Excellence, per se
Maurice Graham Henry
"Of
itself", "by itself" – this is the definition of "per se", a common
Latin phrase. But this phrase is also
the most unique name I know of for a restaurant. Consider some
New York restaurant names you know. Several are named after their creators, such
as Bouley or Daniel. Others suggest a location, such as Le Périgord. What makes the name Per Se
unique is that it succinctly reflects the aspirations of its Chef
and owner, Thomas Keller, that this new restaurant not simply be a
"French Laundry East", but a unique destination restaurant that stands on its own
over time, "of
itself", "by itself".
One enters the restaurant to the left or right of the never-moving blue doors
on the fourth floor of the Time Warner Center. I will never forget the
first time I saw the dining room on my initial visit one week after the
restaurant reopened due to the February kitchen fire. In a word,
stunning! The view of Columbus Circle and Central Park is postcard
perfect! The dining room is modern and spacious, in two tiers, with
tables as well spaced as you will find at the very best Paris restaurants such
as Guy Savoy or L'Ambroisie. The tables are all round, with chairs that
are unpretentious, yet large and comfortable.
I have now had the privilege of dining at Per Se on twelve different occasions
between May and December 2004, most recently on New Year's Eve. What
makes dining here such a joyous adventure is the scope and variety of courses
served. I always look forward to beginning with the classic Thomas
Keller opener, miniature ice cream cones of salmon tartare with sweet red
onion and crème fraîche. As for the canapés that are served before the
first course, my favorite is the pickled deviled egg with a black truffle "pop
tart". But the canapé I most eagerly await on each visit is the soup.
The soups are the best I have tasted anywhere. Being a canapé before a
major meal, they are never "heavy" soups with a too-filling cream base.
They are light, yet incredibly rich and flavorful. Two standouts worth
mentioning are the chilled corn soup with vanilla and basil oil, and the hot purée
of celery root soup with braised chestnuts and black truffles. (An advance peek
of the Thanksgiving brunch menu, which was to begin with a Provençal pumpkin
spice soup with brown butter dumplings, briefly tempted me to abandon my
family and come here.)
As for the main courses, they are
always very good, even when they are unexciting. For example, the meat
courses I have had range from an unremarkable wiener schnitzel to a beef dish
with oxtail and onion of such intensity that it immediately recalled the
cooking of Bernard Pacaud, my favorite Chef in France. The prepared
cheese course is always interesting and inventive.
Service at Per Se is thoroughly professional; superior service
in New York is not to be found. A captain will be in charge, with
various "runners" assisting in the serving of dishes. Everyone is
courteous, friendly, and – should you have a
question about anything put in front of you – very well informed about
what they are serving.
And the total dining experience?
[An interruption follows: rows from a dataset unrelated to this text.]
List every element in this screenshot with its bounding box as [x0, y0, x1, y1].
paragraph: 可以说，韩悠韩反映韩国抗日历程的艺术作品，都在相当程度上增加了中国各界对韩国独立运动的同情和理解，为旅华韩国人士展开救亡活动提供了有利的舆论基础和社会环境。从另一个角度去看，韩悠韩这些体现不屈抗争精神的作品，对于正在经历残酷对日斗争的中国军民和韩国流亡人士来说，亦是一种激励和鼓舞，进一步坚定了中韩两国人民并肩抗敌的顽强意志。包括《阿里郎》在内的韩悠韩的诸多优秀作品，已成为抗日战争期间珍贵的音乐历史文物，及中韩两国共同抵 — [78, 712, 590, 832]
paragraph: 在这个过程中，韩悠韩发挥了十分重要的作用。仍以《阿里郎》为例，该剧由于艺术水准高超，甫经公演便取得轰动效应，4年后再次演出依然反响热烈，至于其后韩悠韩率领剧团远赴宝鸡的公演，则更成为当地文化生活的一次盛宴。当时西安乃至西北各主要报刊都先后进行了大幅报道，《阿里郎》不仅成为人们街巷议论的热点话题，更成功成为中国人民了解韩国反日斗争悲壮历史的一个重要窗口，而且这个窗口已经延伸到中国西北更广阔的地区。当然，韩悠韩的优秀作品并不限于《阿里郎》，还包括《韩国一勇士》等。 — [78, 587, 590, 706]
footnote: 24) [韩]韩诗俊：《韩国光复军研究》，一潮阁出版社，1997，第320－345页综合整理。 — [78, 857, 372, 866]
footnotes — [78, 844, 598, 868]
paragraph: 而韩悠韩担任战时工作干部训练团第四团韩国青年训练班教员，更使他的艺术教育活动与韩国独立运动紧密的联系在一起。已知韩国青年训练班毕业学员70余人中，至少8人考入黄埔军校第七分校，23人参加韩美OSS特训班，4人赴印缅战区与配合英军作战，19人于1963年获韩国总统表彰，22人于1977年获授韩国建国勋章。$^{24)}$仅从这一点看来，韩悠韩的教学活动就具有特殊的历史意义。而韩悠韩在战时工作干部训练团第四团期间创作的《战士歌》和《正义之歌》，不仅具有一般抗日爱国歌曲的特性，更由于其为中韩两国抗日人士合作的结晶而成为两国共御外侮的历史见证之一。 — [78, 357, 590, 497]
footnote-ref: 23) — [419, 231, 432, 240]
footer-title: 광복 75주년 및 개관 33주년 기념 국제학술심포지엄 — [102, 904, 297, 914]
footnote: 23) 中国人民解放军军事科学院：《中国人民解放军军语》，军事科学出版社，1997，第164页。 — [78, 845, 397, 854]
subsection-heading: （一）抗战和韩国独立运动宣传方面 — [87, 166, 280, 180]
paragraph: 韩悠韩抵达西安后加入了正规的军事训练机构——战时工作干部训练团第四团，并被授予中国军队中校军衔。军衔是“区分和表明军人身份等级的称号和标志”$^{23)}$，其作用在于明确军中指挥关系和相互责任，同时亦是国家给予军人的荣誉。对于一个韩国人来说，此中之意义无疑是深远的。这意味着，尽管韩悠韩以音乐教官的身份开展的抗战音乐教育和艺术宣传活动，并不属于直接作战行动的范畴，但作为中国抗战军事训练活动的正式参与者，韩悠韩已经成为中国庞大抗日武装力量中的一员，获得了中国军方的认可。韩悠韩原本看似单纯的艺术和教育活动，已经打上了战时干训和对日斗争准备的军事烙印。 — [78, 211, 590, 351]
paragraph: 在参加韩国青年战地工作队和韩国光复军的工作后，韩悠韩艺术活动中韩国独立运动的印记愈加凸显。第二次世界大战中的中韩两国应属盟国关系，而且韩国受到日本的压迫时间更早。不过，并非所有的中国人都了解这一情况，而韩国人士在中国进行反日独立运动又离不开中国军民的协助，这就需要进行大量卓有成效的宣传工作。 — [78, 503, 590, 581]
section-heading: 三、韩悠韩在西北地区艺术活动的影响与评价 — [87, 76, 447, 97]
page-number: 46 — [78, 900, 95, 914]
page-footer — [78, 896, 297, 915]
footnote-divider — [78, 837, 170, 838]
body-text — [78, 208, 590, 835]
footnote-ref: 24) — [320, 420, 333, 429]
The
unbridled elegance and excellence I experienced at Per Se has succeeded in
making this restaurant the one I enthusiastically recommend to anyone yearning
for the three star Michelin Paris dining experience in New York. I'm
always eagerly
looking forward to saving enough money so I can afford to return!
And the long term significance of Per Se? I am
convinced that Per Se
is the most significant French restaurant to open in New York since the
opening of the restaurant at the French Pavilion during the 1939 World's Fair.
While the cooking at Per Se is described as American with "classic French
influences", make no mistake: this is cooking as thoroughly grounded in French
tradition as any currently served in New York. As for the restaurant
Français at the World's Fair, yes, there was much French cooking in New York (some of
it very good) before 1939. But when visitors to the 1939 World's Fair
dined at the restaurant in the French Pavillon, they experienced a level of
excellence in French cooking not previously known in the western hemisphere.
But was everything "perfect"? I'm sure it wasn't. No doubt the
trial of operating a restaurant with Chefs and staff from several top Paris
restaurants produced its share of missteps. But in the end, what counted
was the new level of excellence this restaurant achieved. Likewise, Per
Se – while not perfect – has raised the
bar to set a higher standard of French cuisine in New York, a standard that I
expect will be of great influence for years to come.